There are many ways to make frog closures and someday I'd like to try them with Chinese knots, in miniature of course.

What I loved about this pattern were the side slits at the hems of the pants and jacket.  Making this pattern taught me how to do this correctly and what I'd have to do when drafting my own pattern for something similar.

The tediously little frog closures were made by "opening" the bias tape, ironing it flat, sewing the edge 1/8" and turning the doggone thing inside out by attaching a thread and needle at one end.  With silk it was a breeze.  Out of study normal bias tape, it would have been a nightmare.  My tape was 1" wide.  

You cut a 3" piece, make a knot in the center of four pieces then slip stitch the ends together in the center.  Same for the unknotted pieces, but you leave a hole for the knot on the other side to go through.  I hand-stitched these eight pieces on, but it wasn't specified how you should sew them on.
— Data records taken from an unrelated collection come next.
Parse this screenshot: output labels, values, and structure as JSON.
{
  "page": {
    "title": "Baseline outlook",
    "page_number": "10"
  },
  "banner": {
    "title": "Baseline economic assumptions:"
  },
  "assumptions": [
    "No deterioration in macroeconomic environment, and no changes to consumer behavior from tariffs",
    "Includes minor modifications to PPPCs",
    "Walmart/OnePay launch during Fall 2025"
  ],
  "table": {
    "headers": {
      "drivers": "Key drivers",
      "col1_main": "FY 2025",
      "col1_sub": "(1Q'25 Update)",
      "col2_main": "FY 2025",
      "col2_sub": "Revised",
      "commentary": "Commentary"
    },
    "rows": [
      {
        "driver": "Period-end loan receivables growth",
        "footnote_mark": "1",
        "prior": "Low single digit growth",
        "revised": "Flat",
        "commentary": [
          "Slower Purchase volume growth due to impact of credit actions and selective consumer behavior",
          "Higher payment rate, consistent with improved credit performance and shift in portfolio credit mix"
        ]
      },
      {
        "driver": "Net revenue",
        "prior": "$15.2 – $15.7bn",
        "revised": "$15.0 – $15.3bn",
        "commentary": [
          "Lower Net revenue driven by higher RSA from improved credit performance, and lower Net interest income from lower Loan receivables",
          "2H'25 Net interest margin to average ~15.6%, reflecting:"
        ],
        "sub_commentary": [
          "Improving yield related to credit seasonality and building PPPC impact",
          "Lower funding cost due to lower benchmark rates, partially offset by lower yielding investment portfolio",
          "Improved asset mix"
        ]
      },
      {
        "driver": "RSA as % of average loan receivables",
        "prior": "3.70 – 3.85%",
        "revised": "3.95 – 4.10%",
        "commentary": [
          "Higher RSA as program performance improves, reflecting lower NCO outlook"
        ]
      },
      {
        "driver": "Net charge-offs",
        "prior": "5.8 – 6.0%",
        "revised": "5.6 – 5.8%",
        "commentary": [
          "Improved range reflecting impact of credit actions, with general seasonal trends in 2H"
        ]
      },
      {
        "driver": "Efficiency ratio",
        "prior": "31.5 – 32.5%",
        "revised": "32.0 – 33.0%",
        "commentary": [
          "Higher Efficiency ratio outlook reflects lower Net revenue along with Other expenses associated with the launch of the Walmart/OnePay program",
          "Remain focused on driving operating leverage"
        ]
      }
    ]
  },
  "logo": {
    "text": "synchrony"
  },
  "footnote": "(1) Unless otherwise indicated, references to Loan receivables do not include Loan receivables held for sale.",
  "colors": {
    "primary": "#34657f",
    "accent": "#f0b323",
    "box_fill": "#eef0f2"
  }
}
Just the back view.  The jacket even has pockets which I love.
For Cissy's hair, I made little Chinese clip-ons.  Ruby Red Galleria makes these for their doll outfits and I love them.  Mine are not as elaborate, but I did order a ton of these very tiny hair clips back when I was first sewing for Peggy Sue and used them for bow clips.

Cissy's hair clips have "cherry blossoms" on them and three graduating chains ending in tiny pearls.

I made her a pair of red tassel earrings to go with the outfit since the tiny gold fortune cookie charms weren't going to arrive anytime soon. I loved this pattern and will most likely make a second one, maybe with full length pants in aqua and yellow silks.  We can make her the fortune cookie jewelry for that outfit.

Earlier I'd been looking for paper lantern crafts on Pinterest and found this image which led me to a website that had pdf files of tiger lanterns.  If you printed them out on A4 and in portrait, they'd be perfect for a doll.  I made one of the tiger ones (see final photo), but decided I was being lazy and I ought to get to work, so made up a cherry blossom lantern in the same manner.
Cissy's cherry blossom lantern was made from using the image of a paper or wallpaper, then folding and cutting the lantern shape as the tiger one was.  I added gold paper to the top and bottom and used it also for the handle.  For the dangling "charm", I found a Double Happiness image and glued it to a gold paper circle.  The charms are the same image back and front.  

So, the theme of Cissy's cherry blossom hair clips are continued with the lantern. I've enjoyed celebrating Chinese New Year with my dolls, and now Valentine's Day is coming up.  Rachel of the Virtual Doll Convention offered a Club Grace outfit for Valentine's Day that was pink with white polka-dots.  I might make Dolly Dingle a dress to go with it, but I'm not sure.  I do need to get both dolls out of their Christmas wear.  And the color theme would last through Easter if you think about it.  Decisions, decisions.  I have a big project I want to begin, so maybe I should do that first.

I hope you've enjoyed learning a little about Chinese New Year and some of the traditions.  I love that the Lantern Festival falls on the full moon.  I'm a moon watcher and this make it all the more special this year.  I 've attached some beautiful photos of Lantern Festival in China, and one of the "soup" with the sweet rice balls.  No, they are not eggs.  This is must have treat and the roundness of the balls symbolizes wholeness and completeness.  The sweet taste symbolizes a sweet and happy life.  How fun to eat special foods that are symbolic!

Wishing you all a happy Valentine's Day.  Is it any wonder that I also collect vintage Chinese Valentines, ephemera and New Year's cards?  Some are simply gorgeous!  Always inspirational.